After the entry is saved and in the database, caches are updated and before message is persisted in the queue our system can fail, application may restart, OS can crash, someone accidentally can unplug the wrong computer from power…

After the fail occurs, we are in an inconsistent state, we have a order but the Delivery department was not informed that they should prepare that order, the bad thing is that we may not even observe this until custom will complain about it.

Another similar problem that can occur with dual writes is when two clients, concurrently, are trying to update the same key:

First App is sending a request to the first DB to update count value to 1, then it is sending a request to the second database in the meanwhile, the second app is updating the same member but with another value and it’s doing this in another order, you can observe that after updates are applied data is not consistent in both data stores.

These are real problems that can occur in real world applications and problems that are caused are not easy to debug. You may argue that these problems were solved decades ago by transactions “A” from ACID, this is true but it doesn’t work for distributed applications. Some systems support distributed transactions but most of them don’t support it.

How do we make sure that all data end up consistent in all the right places?
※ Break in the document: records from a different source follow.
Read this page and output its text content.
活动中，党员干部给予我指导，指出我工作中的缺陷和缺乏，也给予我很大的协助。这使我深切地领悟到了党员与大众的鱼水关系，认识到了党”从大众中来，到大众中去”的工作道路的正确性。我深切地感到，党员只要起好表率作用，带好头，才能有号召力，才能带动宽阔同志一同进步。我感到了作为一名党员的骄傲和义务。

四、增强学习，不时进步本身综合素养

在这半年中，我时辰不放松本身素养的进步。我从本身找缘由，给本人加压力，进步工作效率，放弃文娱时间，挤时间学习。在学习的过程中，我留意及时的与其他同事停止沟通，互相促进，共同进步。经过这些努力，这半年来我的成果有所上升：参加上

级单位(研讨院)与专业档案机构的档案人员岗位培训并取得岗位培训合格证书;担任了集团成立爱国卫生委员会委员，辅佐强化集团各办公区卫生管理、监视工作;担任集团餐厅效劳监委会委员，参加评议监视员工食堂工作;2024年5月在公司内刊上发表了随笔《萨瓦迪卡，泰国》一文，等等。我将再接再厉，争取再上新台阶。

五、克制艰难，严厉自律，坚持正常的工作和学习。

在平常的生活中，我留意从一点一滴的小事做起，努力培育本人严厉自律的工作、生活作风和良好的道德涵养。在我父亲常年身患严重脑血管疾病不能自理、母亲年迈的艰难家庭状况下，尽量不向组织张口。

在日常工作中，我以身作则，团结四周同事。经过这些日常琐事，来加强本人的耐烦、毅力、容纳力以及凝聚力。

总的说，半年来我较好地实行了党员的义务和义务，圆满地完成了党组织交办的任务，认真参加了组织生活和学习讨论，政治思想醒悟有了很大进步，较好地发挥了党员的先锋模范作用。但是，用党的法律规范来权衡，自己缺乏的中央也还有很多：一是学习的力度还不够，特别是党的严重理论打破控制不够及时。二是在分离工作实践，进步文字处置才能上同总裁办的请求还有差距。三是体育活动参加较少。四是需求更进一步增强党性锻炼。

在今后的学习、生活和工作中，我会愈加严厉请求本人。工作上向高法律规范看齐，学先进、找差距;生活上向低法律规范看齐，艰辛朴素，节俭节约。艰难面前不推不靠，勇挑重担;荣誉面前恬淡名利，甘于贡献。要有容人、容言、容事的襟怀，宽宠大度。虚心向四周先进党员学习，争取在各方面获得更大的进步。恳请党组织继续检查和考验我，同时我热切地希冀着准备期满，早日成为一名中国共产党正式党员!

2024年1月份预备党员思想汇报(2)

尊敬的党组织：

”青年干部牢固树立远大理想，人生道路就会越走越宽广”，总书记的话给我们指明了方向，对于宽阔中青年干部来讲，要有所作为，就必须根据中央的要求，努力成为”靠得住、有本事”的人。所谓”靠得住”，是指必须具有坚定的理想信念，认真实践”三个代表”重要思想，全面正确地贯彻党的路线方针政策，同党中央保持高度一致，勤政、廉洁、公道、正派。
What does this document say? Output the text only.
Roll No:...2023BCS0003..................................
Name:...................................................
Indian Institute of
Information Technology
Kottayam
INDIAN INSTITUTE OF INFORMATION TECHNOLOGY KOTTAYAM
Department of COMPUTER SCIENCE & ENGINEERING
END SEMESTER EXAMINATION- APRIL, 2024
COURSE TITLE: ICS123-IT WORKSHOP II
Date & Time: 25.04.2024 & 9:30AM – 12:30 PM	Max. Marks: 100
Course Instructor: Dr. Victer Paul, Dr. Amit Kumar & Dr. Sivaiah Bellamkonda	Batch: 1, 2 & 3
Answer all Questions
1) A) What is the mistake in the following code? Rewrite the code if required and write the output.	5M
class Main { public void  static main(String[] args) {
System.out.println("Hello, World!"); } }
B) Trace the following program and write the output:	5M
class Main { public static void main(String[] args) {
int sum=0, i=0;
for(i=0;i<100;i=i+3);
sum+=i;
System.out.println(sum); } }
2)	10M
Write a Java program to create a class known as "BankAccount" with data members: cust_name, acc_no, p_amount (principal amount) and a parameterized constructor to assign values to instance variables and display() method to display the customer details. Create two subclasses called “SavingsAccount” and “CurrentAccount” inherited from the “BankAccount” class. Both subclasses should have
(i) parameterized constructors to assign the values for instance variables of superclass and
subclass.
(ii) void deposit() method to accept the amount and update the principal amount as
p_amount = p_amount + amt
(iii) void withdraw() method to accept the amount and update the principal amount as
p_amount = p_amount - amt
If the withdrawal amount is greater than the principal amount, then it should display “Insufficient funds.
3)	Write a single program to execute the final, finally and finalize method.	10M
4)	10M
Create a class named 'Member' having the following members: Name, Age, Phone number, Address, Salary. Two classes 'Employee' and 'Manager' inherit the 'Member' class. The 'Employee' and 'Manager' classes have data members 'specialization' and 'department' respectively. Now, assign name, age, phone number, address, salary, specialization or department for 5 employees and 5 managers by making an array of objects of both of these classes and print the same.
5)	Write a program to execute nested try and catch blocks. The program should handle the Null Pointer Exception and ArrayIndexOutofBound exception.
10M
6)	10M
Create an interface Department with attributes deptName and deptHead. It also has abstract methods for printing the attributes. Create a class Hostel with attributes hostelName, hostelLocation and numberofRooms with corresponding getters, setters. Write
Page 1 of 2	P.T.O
Dual writes isn’t the solution because it can introduce inconsistency because of partial failure or of race conditions.

A possible simple solution is to keep all writes in a fixed order and apply them in that order in all the places they need to go.

If you keep this queue append only and reduce any concurrency you have removed the potential for race conditions.

So the proposed solution is to keep a log when whenever something changes, you append it to the log and then there are consumers that are looking to get changes from the queue and apply to their data store.

You can use Apache Kafka as the queue store (it also supports transactions in order to guarantee exactly once delivery) and then apps are connecting using different consumer-groups to the topic, consume messages and apply changes, they will commit the message to Kafka once they are sure that data was updated to their data store.